The Piano: History, Facts, and Benefits
In the fourteenth century, instruments with keyboards evolved from a dulcimer to the clavichord, spinet, virginal, gravicembalo, and then finally, the harpsichord. The harpsichord led to the development of the piano. In fact, the story of the piano began in 1709 in the town on Padua, Italy. The first man to design it was Bartolomeo Cristofori. He was a harpsichord maker. Initially, people referred to it as the gravicembalo col piano e forte, which means soft & loud keyboard instrument. Other names included the pianoforte or the fortepiano. Finally, musicians settled on the piano as its name.
Interesting Facts about a Piano
• This instrument has 7,500 working parts
• It requires 230 strings in order to make full range sound.
• It is the king of the instruments because it ranges from the highest note you can play on a piccolo to the lowest on a bassoon.
• An upright piano is slower than a grand piano is.
• You must tune a new piano at least four times a year and then twice a year after that.
The Benefits of Playing It
• One of the greatest benefits of playing it is that it lifts the spirits of the player. Some people term this feeling as the joy of making music.
• Keyboard lessons reduce anxiety, loneliness, and depression.
• Children who learn how to play it acquire critical skills in life such as dedication, discipline, and hard work.
• Children who play it score highly in cognitive development tests.
• Playing the piano strengthens motor skills such as eye to hand coordination.

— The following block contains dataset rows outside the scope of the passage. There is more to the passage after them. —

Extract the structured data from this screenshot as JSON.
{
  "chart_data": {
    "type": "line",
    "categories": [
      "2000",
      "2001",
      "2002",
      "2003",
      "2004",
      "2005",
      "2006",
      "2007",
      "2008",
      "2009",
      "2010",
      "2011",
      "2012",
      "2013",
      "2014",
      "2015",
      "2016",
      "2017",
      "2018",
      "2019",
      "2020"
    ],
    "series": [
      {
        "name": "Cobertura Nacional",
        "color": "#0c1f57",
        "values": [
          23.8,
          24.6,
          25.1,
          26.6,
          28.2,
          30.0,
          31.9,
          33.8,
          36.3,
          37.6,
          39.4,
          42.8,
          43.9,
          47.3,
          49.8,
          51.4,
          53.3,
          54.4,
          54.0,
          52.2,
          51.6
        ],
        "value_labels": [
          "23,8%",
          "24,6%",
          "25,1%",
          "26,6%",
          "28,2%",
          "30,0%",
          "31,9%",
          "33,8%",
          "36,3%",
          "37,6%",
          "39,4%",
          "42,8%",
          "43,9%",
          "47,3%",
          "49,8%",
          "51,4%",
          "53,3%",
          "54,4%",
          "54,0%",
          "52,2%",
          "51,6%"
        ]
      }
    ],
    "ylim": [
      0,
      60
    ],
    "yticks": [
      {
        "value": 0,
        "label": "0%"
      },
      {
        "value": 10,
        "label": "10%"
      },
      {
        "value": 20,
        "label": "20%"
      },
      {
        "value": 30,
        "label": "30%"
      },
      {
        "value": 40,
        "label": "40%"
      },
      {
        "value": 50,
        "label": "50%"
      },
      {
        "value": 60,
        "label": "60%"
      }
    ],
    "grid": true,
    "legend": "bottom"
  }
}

Some of The Greatest Piano Players in History
– Claudio Arrau (1903 to 1991)
Arrau is another great pianist who could read music at a very early age. He is famous for his interpretations of compositions by Beethoven.
– Martha Argerich (Born on 5 June 1941)
Considered one of the best pianists in the world, Martha won the International Chopin Piano Competition when she was 24 years.